“From Goya to Picasso” is the motto of the Neue Pinakothek (New Pinakothek): explore paintings and sculptures, ranging from the late 1700s, through the 1800s all the way to the early 20th century.
The Neue Pinakothek is closed to the public for structural reasons and in preparation for a comprehensive renovation scheme until 2025.
When King Ludwig I gave his speech at the opening of the Neue Pinakothek in 1853, he dedicated the building to “art from this century and beyond.” In doing so, he founded Europe’s first public museum dedicated solely to contemporary art.
Even today, the museum is still home to world famous paintings and sculptures, such as “Sunflowers” by Vincent van Gogh and “Water Lilies” by Claude Monet. Works by other ground-breaking modern artists, such as Egon Schiele, Gustav Klimt and Auguste Rodin, are joined by pieces from artists movements, like the “German Romans” and the Nazarene movement.

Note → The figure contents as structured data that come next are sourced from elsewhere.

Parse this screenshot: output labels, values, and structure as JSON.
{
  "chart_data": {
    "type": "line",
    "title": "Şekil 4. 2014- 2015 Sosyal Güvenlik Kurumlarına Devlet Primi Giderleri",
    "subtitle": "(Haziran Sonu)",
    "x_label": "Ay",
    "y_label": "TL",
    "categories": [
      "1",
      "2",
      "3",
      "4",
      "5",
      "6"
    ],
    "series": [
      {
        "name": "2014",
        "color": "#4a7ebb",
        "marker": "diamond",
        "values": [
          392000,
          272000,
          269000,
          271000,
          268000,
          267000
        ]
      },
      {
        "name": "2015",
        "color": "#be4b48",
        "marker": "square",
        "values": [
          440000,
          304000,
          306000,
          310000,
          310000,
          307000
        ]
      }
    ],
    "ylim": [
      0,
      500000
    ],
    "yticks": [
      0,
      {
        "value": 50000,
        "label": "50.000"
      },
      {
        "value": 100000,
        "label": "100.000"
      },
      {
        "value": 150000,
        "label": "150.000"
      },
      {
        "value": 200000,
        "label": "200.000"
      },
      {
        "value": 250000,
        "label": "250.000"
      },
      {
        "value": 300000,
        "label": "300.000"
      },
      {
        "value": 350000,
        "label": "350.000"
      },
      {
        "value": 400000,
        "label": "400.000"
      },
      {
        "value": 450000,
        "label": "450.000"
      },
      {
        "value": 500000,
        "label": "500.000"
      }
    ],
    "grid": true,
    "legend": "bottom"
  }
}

Following its destruction in the Second World War, the building was redesigned by the architect Alexander von Branca and reopened in 1981. It is one of Germany’s finest post-war museum buildings.
The museum’s Restaurant Hunsinger keeps visitors feeling refreshed during the day with a selection of light meals, coffee and cake – before turning into a top-class fish restaurant in the evening.
Good to know: Munich Card holders are entitled to a reduced admission fee. If one owns the Munich City Pass, the entrance is free of charge. No matter which card you choose, the public transport is included.